REBO: Can you explain why the unemployment rate is still dropping? Historically, an expanding economy leads to more people entering the workforce, which tends to drive up the unemployment rate.
McCarthy: That’s a very good question and one that has puzzled economists to a certain extent. Why did the labor force participation rate fall from 66 percent early in this expansion to roughly 62 percent currently, and why hasn’t it increased since? It appears that an important contributing factor has been the retirement of workers who are part of the baby boom generation. These workers have offset the number of workers entering the labor force, and this trend has continued to hold down the unemployment rate.
Severino: The effect that you outline tends to be ephemeral. When one looks at the historical data, the unemployment rate generally (though inconsistently) keeps falling until economic growth slows and then rises as the economy heads into a recession. Since the prospect of a recession in the near term is low, it isn’t surprising to see the unemployment rate continuing to fall.
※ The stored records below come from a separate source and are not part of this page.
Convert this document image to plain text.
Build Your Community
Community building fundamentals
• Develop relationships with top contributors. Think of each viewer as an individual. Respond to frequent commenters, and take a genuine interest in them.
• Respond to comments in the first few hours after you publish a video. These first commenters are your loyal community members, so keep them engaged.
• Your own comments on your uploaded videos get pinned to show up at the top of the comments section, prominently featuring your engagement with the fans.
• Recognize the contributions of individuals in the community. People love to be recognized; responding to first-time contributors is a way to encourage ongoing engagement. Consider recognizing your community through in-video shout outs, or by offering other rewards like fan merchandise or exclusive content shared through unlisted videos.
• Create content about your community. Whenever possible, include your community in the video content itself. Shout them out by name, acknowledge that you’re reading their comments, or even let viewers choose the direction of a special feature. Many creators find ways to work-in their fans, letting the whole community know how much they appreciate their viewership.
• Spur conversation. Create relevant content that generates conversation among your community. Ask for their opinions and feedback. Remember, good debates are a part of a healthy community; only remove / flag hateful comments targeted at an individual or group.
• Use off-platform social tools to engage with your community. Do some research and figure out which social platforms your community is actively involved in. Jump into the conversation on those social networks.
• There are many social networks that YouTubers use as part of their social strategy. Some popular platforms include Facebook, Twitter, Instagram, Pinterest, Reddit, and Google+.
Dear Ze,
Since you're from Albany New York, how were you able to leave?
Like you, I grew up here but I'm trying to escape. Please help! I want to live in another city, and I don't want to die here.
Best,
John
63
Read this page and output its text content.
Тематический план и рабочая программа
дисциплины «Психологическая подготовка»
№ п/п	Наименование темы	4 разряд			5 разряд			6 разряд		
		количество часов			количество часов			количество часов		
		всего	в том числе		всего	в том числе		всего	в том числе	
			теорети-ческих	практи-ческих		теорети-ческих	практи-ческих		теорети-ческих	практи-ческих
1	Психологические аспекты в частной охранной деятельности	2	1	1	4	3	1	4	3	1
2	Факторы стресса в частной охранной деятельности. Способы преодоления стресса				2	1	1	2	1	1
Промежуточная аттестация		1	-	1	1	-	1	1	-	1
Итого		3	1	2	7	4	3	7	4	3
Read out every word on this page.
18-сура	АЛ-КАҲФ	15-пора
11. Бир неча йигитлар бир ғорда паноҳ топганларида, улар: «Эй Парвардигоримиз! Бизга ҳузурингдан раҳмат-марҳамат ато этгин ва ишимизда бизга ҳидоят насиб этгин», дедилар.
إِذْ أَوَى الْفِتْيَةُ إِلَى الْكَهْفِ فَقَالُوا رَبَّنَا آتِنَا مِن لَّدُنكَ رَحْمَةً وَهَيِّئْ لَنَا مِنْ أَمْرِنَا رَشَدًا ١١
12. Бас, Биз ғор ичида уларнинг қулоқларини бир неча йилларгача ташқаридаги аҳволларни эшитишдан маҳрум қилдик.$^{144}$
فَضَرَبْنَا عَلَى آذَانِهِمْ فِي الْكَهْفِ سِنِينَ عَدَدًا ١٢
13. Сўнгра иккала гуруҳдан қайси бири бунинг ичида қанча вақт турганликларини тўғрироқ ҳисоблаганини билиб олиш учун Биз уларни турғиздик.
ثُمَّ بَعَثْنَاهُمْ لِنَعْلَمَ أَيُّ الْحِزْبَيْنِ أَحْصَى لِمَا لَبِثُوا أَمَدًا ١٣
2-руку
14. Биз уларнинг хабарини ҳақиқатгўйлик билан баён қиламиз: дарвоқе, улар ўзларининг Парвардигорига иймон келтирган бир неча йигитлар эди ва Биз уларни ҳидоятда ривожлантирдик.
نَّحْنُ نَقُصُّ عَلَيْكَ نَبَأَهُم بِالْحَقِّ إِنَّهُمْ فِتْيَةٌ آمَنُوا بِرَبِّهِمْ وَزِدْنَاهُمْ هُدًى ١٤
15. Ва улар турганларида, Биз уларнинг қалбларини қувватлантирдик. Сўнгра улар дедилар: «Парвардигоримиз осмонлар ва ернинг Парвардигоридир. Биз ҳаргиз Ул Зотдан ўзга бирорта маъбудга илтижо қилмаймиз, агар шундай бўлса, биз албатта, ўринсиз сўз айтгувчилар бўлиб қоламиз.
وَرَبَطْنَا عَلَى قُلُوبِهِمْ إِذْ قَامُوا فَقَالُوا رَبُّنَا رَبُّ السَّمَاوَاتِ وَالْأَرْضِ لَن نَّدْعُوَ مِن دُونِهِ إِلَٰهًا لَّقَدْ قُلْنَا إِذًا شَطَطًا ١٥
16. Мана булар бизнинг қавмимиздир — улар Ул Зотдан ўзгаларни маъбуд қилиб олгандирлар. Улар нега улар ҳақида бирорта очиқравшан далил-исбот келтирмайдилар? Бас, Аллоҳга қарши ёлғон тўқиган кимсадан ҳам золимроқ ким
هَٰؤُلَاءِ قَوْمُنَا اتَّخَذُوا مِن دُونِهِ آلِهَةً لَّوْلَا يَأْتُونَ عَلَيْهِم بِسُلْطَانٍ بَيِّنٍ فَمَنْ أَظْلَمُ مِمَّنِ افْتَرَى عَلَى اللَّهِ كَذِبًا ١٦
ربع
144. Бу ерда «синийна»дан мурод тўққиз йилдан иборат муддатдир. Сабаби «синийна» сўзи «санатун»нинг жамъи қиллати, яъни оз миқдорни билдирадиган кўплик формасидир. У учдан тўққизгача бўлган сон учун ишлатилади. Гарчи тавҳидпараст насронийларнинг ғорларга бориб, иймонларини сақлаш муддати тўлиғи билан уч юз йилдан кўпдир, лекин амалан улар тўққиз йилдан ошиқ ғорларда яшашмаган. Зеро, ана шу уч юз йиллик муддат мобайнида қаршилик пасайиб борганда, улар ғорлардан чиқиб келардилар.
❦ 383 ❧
Strong demand for labor continues to outstrip labor supply, pushing down the unemployment rate. At some point the rate is likely to reach a floor, but it is difficult to tell if that point has been reached yet. Only more data points will provide us with the answer.
REBO: Based on the latest jobs data from the Bureau of Labor Statistics, which property sector(s) are you most bullish on at this point and why?
McCarthy: We need to look at trends and drivers to think about where there is likely to be growth. The tech sector has been an important driver of growth throughout this cycle, and we expect that to continue going forward. This would point to continuing growth in demand for office space.
In addition, the continuing expansion in e-commerce points to strong growth in the industrial sector. Finally, the multifamily sector has strong demographic drivers that remain positive.
Severino: Industrial continues to benefit from continued job and wage growth, high consumer confidence and e-commerce growth that is outstripping overall retail sales growth. It’s difficult not to be bullish on industrial, especially when the vacancy rates for the other major property types — office, apartment and retail — are already rising.